Not being able to read cursive to the point where someone else must decipher it for you is pitiful, even if you didn't learn it in school. It's not really very different than manuscript, and is for the most part very intuitive. If I had someone working under me who couldn't decipher cursive script, I'd be concerned about their capacity for any real intellectual processing.
That's exactly what I think. The letters look too much like their printed counterparts for it to be impossible to read. Legibility might be the issue, not that it is cursive.
There used to be a computer font that was cursive letters too. Not sure what it was called though. Sad to know that this form of writing is on it's way out the door.
Not being able to read cursive to the point where someone else must decipher it for you is pitiful, even if you didn't learn it in school. It's not really very different than manuscript, and is for the most part very intuitive. If I had someone working under me who couldn't decipher cursive script, I'd be concerned about their capacity for any real intellectual processing.
Thank you - these 2 interns don't read or attempt to read cursive. It is something they have never been exposed to- it isn't due to being unable to read my cursive-they don't read cursive and neither attempted.
Maybe, but I don't think so- in his line of work his computer would broken on a weekly basis. He might be walking in a foot of mud- he might be standing in pouring down rain, etc. He would love to be able to input everything right into the computer, but at his job sites it is just not feasible. If he drops the paper or it gets wet, he just needs to redo it- not get a new computer, If he is inspecting a site that is safe to input right into the computer, of course he does- but most of the time it isn't possible.
And as I mentioned- the 2 schools I work in- everything isn't done by computer.
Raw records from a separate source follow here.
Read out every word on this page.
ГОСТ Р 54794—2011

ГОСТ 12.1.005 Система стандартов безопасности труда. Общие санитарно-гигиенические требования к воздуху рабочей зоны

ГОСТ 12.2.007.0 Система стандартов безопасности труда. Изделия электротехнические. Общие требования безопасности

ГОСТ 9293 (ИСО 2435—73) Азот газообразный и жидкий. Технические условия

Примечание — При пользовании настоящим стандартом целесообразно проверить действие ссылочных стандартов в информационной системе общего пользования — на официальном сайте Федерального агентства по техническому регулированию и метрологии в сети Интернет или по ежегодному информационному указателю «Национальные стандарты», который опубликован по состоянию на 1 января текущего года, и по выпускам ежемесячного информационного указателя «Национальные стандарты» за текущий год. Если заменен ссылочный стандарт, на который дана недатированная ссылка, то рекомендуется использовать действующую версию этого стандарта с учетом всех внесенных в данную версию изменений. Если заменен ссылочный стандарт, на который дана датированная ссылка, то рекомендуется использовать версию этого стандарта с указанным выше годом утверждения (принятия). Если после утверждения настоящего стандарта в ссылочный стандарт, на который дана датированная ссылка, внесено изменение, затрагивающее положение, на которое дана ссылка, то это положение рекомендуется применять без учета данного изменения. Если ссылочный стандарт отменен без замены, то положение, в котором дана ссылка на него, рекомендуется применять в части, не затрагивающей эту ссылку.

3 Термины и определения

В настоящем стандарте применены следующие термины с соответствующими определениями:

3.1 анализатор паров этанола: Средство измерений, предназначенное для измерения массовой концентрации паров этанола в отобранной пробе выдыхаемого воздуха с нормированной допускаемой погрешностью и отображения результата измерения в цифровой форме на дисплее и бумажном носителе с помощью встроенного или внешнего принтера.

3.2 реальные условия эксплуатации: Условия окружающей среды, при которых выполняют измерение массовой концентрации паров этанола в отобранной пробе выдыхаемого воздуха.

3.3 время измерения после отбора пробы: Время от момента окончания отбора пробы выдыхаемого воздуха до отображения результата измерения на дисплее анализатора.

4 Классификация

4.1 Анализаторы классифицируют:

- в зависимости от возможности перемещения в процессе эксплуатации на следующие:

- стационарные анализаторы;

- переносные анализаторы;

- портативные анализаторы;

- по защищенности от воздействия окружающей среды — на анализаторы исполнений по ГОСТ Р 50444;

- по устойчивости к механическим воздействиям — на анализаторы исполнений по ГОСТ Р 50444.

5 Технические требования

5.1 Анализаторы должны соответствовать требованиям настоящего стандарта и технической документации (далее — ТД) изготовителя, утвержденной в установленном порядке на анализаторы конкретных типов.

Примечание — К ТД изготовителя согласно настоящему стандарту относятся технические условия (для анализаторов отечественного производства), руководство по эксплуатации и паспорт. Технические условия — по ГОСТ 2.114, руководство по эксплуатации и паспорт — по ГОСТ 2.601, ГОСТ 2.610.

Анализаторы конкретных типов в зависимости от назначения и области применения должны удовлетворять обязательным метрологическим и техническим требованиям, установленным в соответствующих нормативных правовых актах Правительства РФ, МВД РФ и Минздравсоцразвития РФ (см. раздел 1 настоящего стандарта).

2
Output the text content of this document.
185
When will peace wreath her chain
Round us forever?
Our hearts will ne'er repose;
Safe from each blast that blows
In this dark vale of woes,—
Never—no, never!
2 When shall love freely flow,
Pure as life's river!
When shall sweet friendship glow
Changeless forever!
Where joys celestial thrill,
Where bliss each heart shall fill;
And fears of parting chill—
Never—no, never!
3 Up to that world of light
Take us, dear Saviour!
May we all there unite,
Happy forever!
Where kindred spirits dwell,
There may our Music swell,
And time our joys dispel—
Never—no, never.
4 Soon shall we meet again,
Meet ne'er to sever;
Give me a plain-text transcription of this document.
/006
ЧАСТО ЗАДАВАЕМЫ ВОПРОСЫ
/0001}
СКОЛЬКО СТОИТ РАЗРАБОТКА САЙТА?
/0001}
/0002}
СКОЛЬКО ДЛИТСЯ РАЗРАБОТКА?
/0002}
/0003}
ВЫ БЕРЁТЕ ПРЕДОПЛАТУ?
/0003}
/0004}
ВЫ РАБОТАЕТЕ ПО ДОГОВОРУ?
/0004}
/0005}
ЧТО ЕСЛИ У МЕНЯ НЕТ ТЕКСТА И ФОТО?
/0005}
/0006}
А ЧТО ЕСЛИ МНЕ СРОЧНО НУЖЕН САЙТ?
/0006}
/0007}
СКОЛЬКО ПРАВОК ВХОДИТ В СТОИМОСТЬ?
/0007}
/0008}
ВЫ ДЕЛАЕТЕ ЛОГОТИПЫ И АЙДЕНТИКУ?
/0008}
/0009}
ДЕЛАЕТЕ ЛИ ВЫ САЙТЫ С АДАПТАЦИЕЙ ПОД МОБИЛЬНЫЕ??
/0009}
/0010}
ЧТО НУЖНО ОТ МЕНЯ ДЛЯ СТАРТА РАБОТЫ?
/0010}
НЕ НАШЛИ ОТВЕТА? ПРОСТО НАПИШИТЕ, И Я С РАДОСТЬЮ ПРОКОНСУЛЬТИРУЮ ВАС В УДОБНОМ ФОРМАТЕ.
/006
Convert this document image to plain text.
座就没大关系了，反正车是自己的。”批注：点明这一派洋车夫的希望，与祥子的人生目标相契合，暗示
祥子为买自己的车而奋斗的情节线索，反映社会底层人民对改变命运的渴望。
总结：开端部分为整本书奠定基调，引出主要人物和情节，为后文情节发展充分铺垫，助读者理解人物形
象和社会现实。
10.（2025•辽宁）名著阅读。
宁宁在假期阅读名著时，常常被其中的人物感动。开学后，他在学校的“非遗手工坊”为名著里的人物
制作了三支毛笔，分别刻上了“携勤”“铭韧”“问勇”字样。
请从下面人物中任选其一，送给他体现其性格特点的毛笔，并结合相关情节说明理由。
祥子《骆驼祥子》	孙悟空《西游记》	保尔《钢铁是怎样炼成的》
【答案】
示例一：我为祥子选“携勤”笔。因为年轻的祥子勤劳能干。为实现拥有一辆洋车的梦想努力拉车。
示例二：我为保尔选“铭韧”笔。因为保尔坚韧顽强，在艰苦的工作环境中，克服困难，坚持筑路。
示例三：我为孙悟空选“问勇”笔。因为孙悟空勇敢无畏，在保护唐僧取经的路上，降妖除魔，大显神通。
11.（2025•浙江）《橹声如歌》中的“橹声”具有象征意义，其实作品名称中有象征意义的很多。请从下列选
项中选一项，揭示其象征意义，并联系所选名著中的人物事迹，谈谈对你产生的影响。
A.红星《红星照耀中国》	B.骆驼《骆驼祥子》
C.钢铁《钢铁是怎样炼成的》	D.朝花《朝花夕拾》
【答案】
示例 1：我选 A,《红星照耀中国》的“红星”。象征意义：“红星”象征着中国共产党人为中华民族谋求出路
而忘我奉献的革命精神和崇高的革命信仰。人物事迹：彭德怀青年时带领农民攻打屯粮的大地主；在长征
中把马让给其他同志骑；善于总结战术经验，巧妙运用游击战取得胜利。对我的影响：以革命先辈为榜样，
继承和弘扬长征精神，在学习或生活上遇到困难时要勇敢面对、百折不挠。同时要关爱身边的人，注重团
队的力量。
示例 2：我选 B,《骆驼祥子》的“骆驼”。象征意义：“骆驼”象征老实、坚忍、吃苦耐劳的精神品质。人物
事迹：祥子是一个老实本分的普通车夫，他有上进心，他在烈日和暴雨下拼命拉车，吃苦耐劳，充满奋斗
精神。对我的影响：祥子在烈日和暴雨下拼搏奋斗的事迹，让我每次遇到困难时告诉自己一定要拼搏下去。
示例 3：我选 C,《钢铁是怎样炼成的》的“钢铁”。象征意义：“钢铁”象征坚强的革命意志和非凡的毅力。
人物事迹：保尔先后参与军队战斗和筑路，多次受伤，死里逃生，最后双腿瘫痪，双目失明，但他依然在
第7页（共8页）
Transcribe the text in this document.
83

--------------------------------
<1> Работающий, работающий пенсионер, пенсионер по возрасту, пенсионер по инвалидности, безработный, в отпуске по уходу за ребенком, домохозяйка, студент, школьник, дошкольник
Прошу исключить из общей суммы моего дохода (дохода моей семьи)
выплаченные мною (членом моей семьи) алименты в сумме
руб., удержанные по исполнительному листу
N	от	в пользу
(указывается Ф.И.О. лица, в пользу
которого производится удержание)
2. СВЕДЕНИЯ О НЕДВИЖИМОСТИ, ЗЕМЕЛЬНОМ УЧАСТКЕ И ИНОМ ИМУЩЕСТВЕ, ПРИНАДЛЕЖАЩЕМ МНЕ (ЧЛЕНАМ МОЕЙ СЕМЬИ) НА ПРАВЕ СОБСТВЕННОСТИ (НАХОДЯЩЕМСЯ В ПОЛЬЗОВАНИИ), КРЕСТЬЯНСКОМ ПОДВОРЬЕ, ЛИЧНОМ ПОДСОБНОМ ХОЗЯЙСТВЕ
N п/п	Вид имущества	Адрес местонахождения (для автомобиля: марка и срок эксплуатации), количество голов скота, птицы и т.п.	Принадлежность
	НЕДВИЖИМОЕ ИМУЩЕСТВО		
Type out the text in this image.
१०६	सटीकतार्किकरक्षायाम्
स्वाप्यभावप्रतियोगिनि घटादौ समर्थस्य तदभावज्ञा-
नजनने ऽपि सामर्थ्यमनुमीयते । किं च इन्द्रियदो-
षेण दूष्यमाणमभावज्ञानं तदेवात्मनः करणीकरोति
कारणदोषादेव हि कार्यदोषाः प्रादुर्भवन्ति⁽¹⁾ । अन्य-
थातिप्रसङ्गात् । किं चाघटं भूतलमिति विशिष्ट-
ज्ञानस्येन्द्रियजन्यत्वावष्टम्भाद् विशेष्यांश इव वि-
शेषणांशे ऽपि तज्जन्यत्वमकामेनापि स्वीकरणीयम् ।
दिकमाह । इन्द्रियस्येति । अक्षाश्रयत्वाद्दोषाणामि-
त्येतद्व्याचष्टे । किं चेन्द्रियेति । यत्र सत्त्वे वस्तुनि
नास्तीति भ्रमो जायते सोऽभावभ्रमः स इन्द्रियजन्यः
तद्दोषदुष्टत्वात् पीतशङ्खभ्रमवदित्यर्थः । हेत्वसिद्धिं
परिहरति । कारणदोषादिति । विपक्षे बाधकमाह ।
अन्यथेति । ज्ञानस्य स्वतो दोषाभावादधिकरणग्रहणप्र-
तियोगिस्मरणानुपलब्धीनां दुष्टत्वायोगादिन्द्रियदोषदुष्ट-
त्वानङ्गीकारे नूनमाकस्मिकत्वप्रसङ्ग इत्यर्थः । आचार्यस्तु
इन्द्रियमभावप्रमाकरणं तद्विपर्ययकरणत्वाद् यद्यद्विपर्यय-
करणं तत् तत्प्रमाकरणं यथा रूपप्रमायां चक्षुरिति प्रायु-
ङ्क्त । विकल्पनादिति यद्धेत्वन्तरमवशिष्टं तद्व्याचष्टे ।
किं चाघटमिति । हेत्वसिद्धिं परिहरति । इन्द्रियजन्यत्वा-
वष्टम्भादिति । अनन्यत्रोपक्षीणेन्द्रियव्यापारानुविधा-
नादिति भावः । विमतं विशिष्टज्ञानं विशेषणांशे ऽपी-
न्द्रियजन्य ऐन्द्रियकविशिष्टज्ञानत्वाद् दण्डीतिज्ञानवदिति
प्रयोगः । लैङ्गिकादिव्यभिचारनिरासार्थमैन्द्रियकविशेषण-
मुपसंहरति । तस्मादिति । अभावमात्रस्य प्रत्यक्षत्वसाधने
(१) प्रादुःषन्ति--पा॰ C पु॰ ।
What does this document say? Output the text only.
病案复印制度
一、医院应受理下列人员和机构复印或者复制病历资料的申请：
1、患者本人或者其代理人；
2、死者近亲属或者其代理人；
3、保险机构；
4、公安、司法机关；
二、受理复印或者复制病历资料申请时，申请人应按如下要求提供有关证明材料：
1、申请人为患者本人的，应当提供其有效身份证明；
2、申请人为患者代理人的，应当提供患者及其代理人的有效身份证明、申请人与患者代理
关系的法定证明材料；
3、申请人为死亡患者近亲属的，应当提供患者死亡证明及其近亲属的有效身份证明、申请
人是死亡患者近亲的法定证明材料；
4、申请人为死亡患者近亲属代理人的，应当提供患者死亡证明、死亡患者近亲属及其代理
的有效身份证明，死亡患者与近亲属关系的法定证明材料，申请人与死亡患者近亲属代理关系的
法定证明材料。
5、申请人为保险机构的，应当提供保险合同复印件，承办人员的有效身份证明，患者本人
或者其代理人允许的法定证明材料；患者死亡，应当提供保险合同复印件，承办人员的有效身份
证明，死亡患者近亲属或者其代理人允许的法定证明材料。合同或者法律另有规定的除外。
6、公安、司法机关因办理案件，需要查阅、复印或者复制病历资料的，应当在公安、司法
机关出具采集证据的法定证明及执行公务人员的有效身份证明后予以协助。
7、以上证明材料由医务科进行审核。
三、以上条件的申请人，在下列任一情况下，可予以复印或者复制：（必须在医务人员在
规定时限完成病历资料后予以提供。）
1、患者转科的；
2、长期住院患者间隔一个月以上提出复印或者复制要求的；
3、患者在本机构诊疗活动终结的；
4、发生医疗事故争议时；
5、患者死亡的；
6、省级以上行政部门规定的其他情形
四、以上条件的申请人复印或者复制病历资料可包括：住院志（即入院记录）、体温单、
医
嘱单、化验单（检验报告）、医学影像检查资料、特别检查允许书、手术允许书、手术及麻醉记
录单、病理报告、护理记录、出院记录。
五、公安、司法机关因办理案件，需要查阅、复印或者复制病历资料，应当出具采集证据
Off the top of my head I am thinking about the announcements put on the TV station everyday- most of the teachers stop by the TV station room in the AM - handwrite a note and a student inputs the info. into the computer to be broadcast.
I looked at the timesheets she needed to hand in- I had to signoff on it as well as the student- she printed her signature.
I see peoples point of view, but still not convinced because I know of many reasons people may write things out rather than use the computer!
Sure people write things out, but it doesn't have to be in cursive.....
I teach in a college and unfortunately, most of the work is still done by hand (I really wish the students would type, but we don't have in-class computers yet and not everyone has a laptop). Over the years I have gotten very good at deciphering bad cursive, but there is always one kid in every class whose writing I simply cannot read. Sometimes I have to ask them to please print (and sometimes they actually don't know how to do that!). My students are not American-born. Also, I never write anything in cursive because no one can read it. So I wonder if the issue isn't that they can't read cursive at all, but rather that they are not as good at deciphering sloppy cursive as those of us who grew up with it are. Perhaps the OP has particularly difficult cursive.